Mortgage Fraud

    mortgage-fraudIf your firm is involved in mortgage lending, it is affected to some degree by a growing criminal threat: mortgage fraud. Our experts recognize the warning signs and know what to do when mortgage fraud occurs. We can mitigate your company’s vulnerability to fraud and help avoid losses.

    Business Challenge

    Mortgage fraud generally covers lying or misrepresenting the truth about one’s income or employment history to qualify for a loan. The FBI reported that in September of 2002, it had 436 mortgage fraud investigations; as of March 9, 2007, the FBI has more than 1,036, a 138% increase.

    Business Solution

    This dramatic upsurge has prompted lending institutions and mortgage insurance firms to allocate resources for investigating cases where there is suspicion of fraud, especially after a home has been foreclosed. If you suspect fraud, we recommend retaining a qualified and licensed investigation firm to conduct a quality control audit. Our investigators are well-versed in conducing field interviews, verifying current and previous occupancy and income, and reviewing loan documents.

    Case Study

    In 2008 “John” purchased a home after meeting a pleasant real estate agent who convinced him he could afford it. Less than a year later, John defaulted on his mortgage. During our interview with John, we discovered several fraudulent details in John’s loan application. For example, the loan application indicated John earned $10,000 a month; he was actually earning $2,000 a month. Since John used a “stated income” loan program, he did not have to provide income verification.

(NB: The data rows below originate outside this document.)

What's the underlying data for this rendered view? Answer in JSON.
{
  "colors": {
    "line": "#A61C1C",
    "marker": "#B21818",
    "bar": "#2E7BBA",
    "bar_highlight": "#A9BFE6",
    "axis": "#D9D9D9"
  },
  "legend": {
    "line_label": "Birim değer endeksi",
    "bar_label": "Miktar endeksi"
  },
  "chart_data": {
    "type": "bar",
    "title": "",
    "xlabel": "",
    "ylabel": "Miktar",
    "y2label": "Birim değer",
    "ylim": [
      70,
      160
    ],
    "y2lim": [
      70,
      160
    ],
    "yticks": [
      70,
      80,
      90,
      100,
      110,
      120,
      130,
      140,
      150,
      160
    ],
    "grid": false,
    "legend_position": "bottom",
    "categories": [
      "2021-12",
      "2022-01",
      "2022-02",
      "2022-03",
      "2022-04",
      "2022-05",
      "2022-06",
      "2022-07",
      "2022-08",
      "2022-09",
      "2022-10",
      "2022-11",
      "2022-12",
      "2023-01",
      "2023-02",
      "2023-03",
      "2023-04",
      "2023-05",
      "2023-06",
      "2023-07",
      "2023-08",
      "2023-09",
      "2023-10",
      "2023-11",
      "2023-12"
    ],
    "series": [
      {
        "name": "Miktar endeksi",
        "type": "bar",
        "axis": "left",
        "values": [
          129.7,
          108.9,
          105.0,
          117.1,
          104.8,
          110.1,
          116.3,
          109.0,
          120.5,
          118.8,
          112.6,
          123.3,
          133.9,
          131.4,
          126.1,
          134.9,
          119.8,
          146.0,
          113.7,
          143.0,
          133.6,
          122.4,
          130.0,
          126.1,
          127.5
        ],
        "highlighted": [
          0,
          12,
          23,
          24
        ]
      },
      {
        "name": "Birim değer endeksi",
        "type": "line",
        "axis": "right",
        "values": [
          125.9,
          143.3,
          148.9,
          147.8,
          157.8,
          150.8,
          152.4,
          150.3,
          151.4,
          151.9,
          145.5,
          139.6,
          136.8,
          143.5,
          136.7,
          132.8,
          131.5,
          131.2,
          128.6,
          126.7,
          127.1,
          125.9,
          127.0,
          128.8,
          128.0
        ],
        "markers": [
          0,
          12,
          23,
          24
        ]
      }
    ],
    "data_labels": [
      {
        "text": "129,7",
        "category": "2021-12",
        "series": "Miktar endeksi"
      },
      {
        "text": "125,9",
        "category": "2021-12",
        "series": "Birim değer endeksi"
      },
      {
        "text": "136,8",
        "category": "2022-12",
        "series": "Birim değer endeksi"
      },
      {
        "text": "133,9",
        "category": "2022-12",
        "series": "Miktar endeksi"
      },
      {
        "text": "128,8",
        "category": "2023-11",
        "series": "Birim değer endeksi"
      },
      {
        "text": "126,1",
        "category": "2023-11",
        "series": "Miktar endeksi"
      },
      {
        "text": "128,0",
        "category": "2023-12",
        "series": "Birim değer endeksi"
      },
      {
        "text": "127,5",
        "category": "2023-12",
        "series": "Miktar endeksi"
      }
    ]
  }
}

    The loan application also indicated John was an investor and owned his own business; these were outright lies. A phony letter from a CPA firm was submitted with the loan application. In the letter, the alleged President of the CPA firm declared that his firm had completed John’s tax returns for five years and that the last two years, John’s income solely stemmed from being self-employed.

    During our investigation, we determined the CPA firm referenced in the letter did not exist. The loan officer and real estate agent are now also under investigation.